Found 1 defect(s) in a.c

Found no defects in b.c
Found no defects in lib.c

----==== Summary ====----
-----------------------
Filename | Report count
-----------------------
lib.h    |            1
lib.c    |            2
-----------------------

These results are printed by doing deduplication and without uniqueing. As you can see the dereference of undefined pointer value error in the lib.h is printed only once, even if the header is included from a.c, b.c, lib.c.

In deduplication mode and without uniqueing (in the Web UI) the reports in lib.h would be shown only once, as all three findings are identical. So in total we would see 3 errors: 1 for lib.h and 2 for lib.c.

In uniqueing mode in the Web UI, only 2 distinct reports would be shown: 1 dereference of undefined pointer value for the lib.h and 1 Division by zero for the lib.c.

Report Uniqueing

There is an additional uniqueing functionality in the Web UI that helps the grouping findings that have the same Report Identifier within or accross muliple runs. You can enable this functionality by ticking in the "Unique reports" tick box in the Bug Overview tab.
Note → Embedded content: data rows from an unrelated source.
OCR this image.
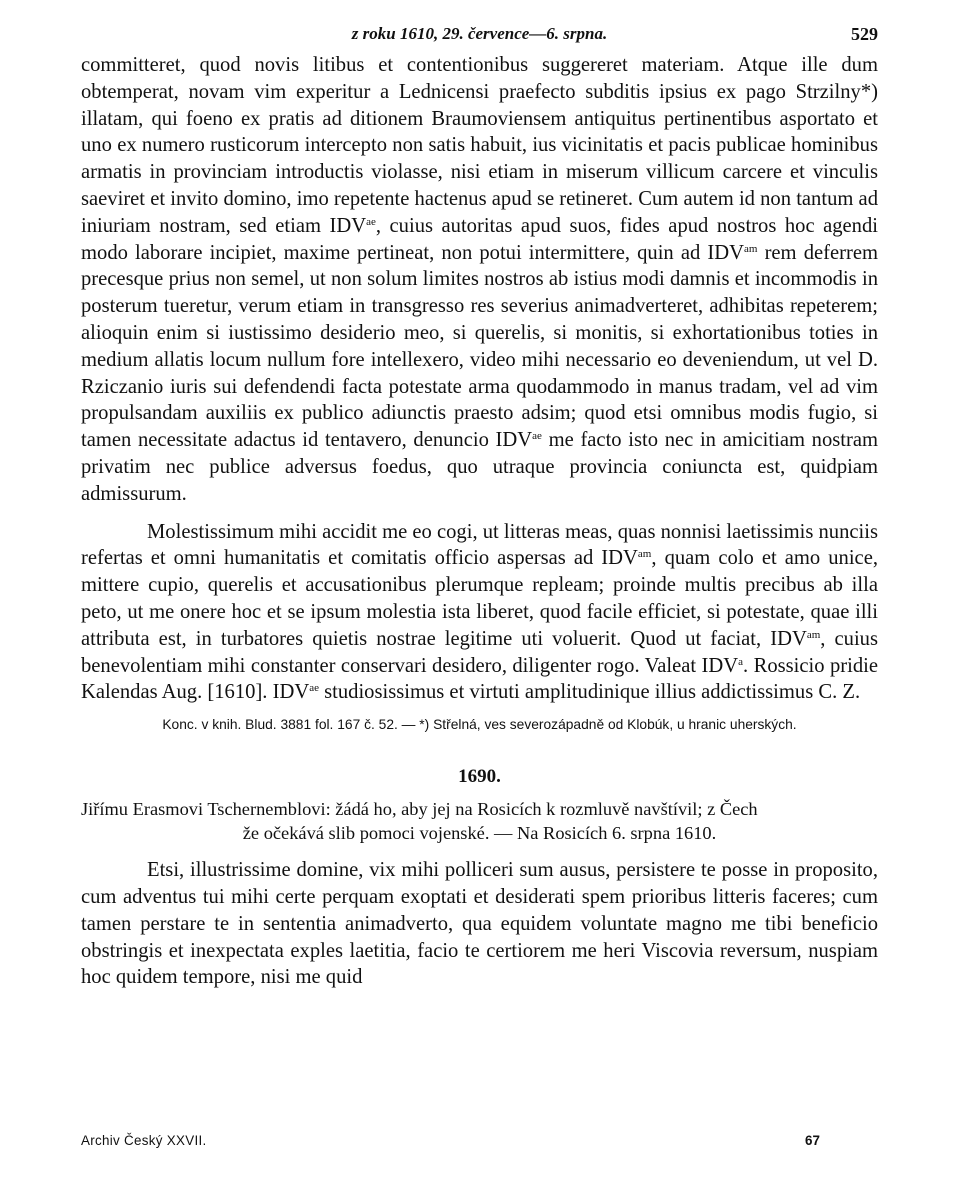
z roku 1610, 29. července—6. srpna.	529

committeret, quod novis litibus et contentionibus suggereret materiam. Atque ille dum obtemperat, novam vim experitur a Lednicensi praefecto subditis ipsius ex pago Strzilny*) illatam, qui foeno ex pratis ad ditionem Braumoviensem antiquitus pertinentibus asportato et uno ex numero rusticorum intercepto non satis habuit, ius vicinitatis et pacis publicae hominibus armatis in provinciam introductis violasse, nisi etiam in miserum villicum carcere et vinculis saeviret et invito domino, imo repetente hactenus apud se retineret. Cum autem id non tantum ad iniuriam nostram, sed etiam $IDV^{ae}$, cuius autoritas apud suos, fides apud nostros hoc agendi modo laborare incipiet, maxime pertineat, non potui intermittere, quin ad $IDV^{am}$ rem deferrem precesque prius non semel, ut non solum limites nostros ab istius modi damnis et incommodis in posterum tueretur, verum etiam in transgresso res severius animadverteret, adhibitas repeterem; alioquin enim si iustissimo desiderio meo, si querelis, si monitis, si exhortationibus toties in medium allatis locum nullum fore intellexero, video mihi necessario eo deveniendum, ut vel D. Rziczanio iuris sui defendendi facta potestate arma quodammodo in manus tradam, vel ad vim propulsandam auxiliis ex publico adiunctis praesto adsim; quod etsi omnibus modis fugio, si tamen necessitate adactus id tentavero, denuncio $IDV^{ae}$ me facto isto nec in amicitiam nostram privatim nec publice adversus foedus, quo utraque provincia coniuncta est, quidpiam admissurum.

Molestissimum mihi accidit me eo cogi, ut litteras meas, quas nonnisi laetissimis nunciis refertas et omni humanitatis et comitatis officio aspersas ad $IDV^{am}$, quam colo et amo unice, mittere cupio, querelis et accusationibus plerumque repleam; proinde multis precibus ab illa peto, ut me onere hoc et se ipsum molestia ista liberet, quod facile efficiet, si potestate, quae illi attributa est, in turbatores quietis nostrae legitime uti voluerit. Quod ut faciat, $IDV^{am}$, cuius benevolentiam mihi constanter conservari desidero, diligenter rogo. Valeat IDV$^a$. Rossicio pridie Kalendas Aug. [1610]. $IDV^{ae}$ studiosissimus et virtuti amplitudinique illius addictissimus C. Z.

Konc. v knih. Blud. 3881 fol. 167 č. 52. — *) Střelná, ves severozápadně od Klobúk, u hranic uherských.

1690.

Jiřímu Erasmovi Tschernemblovi: žádá ho, aby jej na Rosicích k rozmluvě navštívil; z Čech
že očekává slib pomoci vojenské. — Na Rosicích 6. srpna 1610.

Etsi, illustrissime domine, vix mihi polliceri sum ausus, persistere te posse in proposito, cum adventus tui mihi certe perquam exoptati et desiderati spem prioribus litteris faceres; cum tamen perstare te in sententia animadverto, qua equidem voluntate magno me tibi beneficio obstringis et inexpectata exples laetitia, facio te certiorem me heri Viscovia reversum, nuspiam hoc quidem tempore, nisi me quid

Archiv Český XXVII.	67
This feature is useful when:

  • you want to list unique findings accross multiple runs. In this mode the same report stored in different runs is shown only once.
  • you want count reports as one which end up in the same same bug location, but reached through different paths. For example the same null pointer deference error may occur on multiple execution paths.

The checker statistics view shows an aggregate count of the reports accross multiple runs. The report counts shown on that page are calculated using the unique report identifiers.

How diffs between runs are calculated?

Diffs between runs are calculated based on the Unique Report Identifier.

Lets take run A and run B and take the diff between run A and B, where A is the baseline.

The base of the comparison are the reports that are not in detection status "Resolved", "Off", "Unavailable" and not in review status "False Positive" and "Intentional". So all reports that are "active" in the runs.

  • Reports only in B (new reports):
    All reports that have report identifier not present in A and which are in B.

  • Reports only in A (old reports):
    All reports that have report identifier not present in B and which are in A.

  • Reports both in A and B (common reports):
    All reports that have report identifier both in B and A.

CodeChecker cmd diff command shows the reports without deduplication and without uniqueing.

In the Web UI diff view the report list is shown with deduplication and optionally with uniqueing. Uniqueing can be switched on and off in the UI by the Unique reports tick box.

So CodeChecker cmd diff always displays more reports than the Web UI as duplicates are not filtered out.